I genitori di Mario non hanno mai creduto all’ipotesi che loro figlio si fosse tolto la vita. Tra gli elementi che non rendono convincente questa ipotesi c’è la pulizia della scena del crimine, coordinata direttamente dall’allora responsabile della sicurezza della missione Christian Thompson che sarebbe entrato nell’appartamento del cooperante facendosi consegnare le chiavi dal proprietario colombiano. Il suo nome -e quello del collega Onu Juan Vasquez e dei quattro agenti presenti sul posto – figura nella denuncia che a luglio 2022 la famiglia aveva presentato alla Procura generale di Bogotà. I due funzionari dell’Onu si sarebbero introdotti nella casa del cooperante, ripulendo la scena del crimine con la candeggina compromettendo così prove che sarebbero state fondamentali per accertare l’omicidio. “Purtroppo l’Onu, attore principale di questa triste vicenda, continua a restare ‘latitante’ con noi. In ogni caso ci piacerebbe ricordare che l’unica a sapere della partenza di Mario era proprio la sua organizzazione che tra l’altro gli aveva procurato la documentazione. Eravamo in piena pandemia, Mario era in smart working, usciva poco sul territorio e stava rientrando con un volo umanitario”, commentano Anna Motta e Giuseppe Paciolla. Il cooperante infatti sarebbe dovuto partire da Bogotà il 20 luglio, cinque giorni dopo la sua morte, e aveva avvisato amici e familiari del suo rientro in Italia.

Secondo le ricostruzioni del quotidiano El Espectador, Paciolla aveva fatto ricerche su un bombardamento, avvenuto il 29 agosto 2019 ad opera dell’esercito colombiano, sull’accampamento di Rogelio Bolivar Cordova, il comandante di una cellula di dissidenti delle Farc, nel quale erano morti anche sette minorenni. Questa notizia avrebbe portato alle dimissioni del ministro della Difesa Guillermo Botero tramite Raul Rosende, direttore della missione di verifica di Mario. L’esito avrebbe creato tensioni anche all’interno delle Nazioni Unite e lo stesso Mario aveva raccontato di essersi scontrato con i capo missione e di non essersi sentito al sicuro.

Non solo.
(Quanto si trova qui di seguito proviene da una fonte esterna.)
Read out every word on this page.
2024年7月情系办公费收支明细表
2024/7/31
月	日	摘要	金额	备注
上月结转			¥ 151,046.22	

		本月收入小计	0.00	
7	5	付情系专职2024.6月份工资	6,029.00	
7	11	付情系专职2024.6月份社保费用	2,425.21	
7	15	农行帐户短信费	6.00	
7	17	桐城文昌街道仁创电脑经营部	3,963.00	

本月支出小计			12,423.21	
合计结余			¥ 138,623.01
A luglio 2022 erano emersi nuovi dettagli grazie alla giornalista Claudia Julieta Duque che conosceva il cooperante: la reporter aveva riportato alcuni elementi contenuti nel rapporto della seconda autopsia fatta in Italia, consegnata alla Procura di Roma nell’autunno 2020 e sulla quale le autorità italiane e colombiane avevano mantenuto il riserbo. Questi dettagli certificavano che alcune prove non trovano alcuna spiegazione nel contesto dell’ipotesi del suicidio, ma facevano guardare all’ipotesi dello strangolamento, con alcune ferite che avrebbero potuto essere state inflitte quando Paciolla era in uno stato agonizzante oppure già morto.

“La vicenda di Mario non è un affare di famiglia ma coinvolge l’intera collettività”, concludono Anna Motta e Giuseppe Paciolla. “Oggi la partecipazione collettiva e il sostegno rimangono e resteranno sempre la nostra forza. Coinvolgere persone intorno alle tristi vicende significa prendersi cura delle persone che non ci sono più. Ma significa anche prendersi cura di tutti i costruttori di pace che potrebbero essere coinvolti in fatti delittuosi che oggi, essendo cittadini del mondo, potrebbero colpire ognuno di noi”.